In most cases, however, psychological addiction is the most persistent form. It is related to different effects of the opioid. Because the psychologically addictive effects are closely related to the condition of the addict and include, among other things. a. Reassurance, well-being or euphoria. This can lead to what is known as “craving” - this is how the doctor describes the irresistible desire for the drug that has been taken for a long time. This “craving” also causes most relapses.

Extra: co-analgesics

Depending on what is responsible for your pain, the individual levels of drug pain treatment can be supplemented with so-called co-analgesics. These roughly include the following drug groups:

  • Antidepressants

  • Muscle relaxants

  • Glucocorticoids

It is not uncommon for chronic pain to lead in the long term to depressive moods or solid depression. Supportive antidepressants can be given in this context to break the vicious circle of pain and depression.

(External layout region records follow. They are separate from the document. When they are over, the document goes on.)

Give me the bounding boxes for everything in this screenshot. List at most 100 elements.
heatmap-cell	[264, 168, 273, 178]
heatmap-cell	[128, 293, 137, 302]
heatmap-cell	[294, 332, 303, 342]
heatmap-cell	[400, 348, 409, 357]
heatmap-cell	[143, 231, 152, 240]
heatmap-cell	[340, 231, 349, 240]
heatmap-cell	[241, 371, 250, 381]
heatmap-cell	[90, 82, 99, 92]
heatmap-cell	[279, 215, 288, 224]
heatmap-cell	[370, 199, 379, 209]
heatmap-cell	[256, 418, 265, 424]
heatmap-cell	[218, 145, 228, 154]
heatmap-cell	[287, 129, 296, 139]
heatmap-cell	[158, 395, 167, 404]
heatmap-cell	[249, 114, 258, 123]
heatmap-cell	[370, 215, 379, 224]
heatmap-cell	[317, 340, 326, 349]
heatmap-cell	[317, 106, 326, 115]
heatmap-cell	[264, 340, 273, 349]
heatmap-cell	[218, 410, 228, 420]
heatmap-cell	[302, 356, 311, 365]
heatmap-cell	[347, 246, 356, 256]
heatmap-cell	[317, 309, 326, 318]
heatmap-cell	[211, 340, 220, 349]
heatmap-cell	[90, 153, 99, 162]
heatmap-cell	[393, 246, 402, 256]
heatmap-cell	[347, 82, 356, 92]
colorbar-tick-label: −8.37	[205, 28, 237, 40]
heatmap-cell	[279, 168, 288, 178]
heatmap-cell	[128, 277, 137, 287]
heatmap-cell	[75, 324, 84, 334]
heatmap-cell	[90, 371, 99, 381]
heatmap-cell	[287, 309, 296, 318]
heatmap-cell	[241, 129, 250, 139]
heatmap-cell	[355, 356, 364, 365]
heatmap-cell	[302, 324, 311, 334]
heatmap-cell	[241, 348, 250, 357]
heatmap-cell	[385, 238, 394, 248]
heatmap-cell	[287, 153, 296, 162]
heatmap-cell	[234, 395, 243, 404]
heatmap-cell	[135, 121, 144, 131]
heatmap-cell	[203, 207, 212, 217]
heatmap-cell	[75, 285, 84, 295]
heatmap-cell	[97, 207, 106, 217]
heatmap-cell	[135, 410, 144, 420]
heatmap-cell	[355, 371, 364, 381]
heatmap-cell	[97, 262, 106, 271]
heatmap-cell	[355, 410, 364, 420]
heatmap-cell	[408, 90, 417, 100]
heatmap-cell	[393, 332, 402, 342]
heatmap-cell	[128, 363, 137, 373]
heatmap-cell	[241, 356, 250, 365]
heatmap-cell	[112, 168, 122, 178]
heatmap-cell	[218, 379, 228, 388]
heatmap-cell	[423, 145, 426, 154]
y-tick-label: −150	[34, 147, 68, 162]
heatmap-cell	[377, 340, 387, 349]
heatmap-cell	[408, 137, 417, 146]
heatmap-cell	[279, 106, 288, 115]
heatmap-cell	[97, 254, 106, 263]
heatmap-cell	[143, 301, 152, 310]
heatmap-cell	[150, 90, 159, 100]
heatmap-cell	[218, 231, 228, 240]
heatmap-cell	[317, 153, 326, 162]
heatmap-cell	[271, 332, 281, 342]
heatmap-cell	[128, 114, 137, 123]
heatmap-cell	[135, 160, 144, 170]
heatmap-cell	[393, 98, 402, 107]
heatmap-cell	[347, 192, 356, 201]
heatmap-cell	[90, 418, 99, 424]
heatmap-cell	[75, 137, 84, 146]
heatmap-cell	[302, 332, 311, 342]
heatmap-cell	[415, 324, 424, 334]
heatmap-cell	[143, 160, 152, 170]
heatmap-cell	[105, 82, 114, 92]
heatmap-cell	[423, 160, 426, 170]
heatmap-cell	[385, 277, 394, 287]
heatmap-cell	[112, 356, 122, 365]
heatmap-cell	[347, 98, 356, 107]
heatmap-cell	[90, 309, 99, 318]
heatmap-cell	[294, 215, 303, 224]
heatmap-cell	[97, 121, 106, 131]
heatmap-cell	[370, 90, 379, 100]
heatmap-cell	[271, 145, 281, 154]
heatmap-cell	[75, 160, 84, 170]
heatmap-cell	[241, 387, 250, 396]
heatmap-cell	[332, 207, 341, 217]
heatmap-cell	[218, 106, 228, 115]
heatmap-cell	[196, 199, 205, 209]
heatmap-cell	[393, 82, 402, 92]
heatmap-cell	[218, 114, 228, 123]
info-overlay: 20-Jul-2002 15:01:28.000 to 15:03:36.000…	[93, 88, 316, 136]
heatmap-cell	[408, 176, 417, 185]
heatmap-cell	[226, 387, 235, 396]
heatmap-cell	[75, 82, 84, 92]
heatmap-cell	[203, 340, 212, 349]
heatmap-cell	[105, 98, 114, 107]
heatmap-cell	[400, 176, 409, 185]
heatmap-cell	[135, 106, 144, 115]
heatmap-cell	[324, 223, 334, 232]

Many forms of pain, especially back pain, have their origin in tense or permanently tense muscles. In this context, muscle relaxants can relax the muscles and thereby relieve pain at the same time. Pain relief can be achieved quickly, especially in combination with level 1 pain medication.

Last but not least, the glucocorticoids belonging to the steroid hormones should be mentioned here. These have anti-inflammatory and analgesic effects, but have potentially dangerous side effects (including high blood pressure, osteoporosis, abnormal weight gain). The best known representative of the glucocorticoids is cortisone.

Less side effects from adjuvants

So-called adjuvants can reduce the side effects of pain medication. They can be used both as a precaution and to treat side effects that have already occurred. Examples of such adjuvants would be e.g. B. Proton pump inhibitors such as pantoprazole - this drug can counteract the side effects of NSAIDs, which can cause stomach ulcers or bleeding if taken for a long time.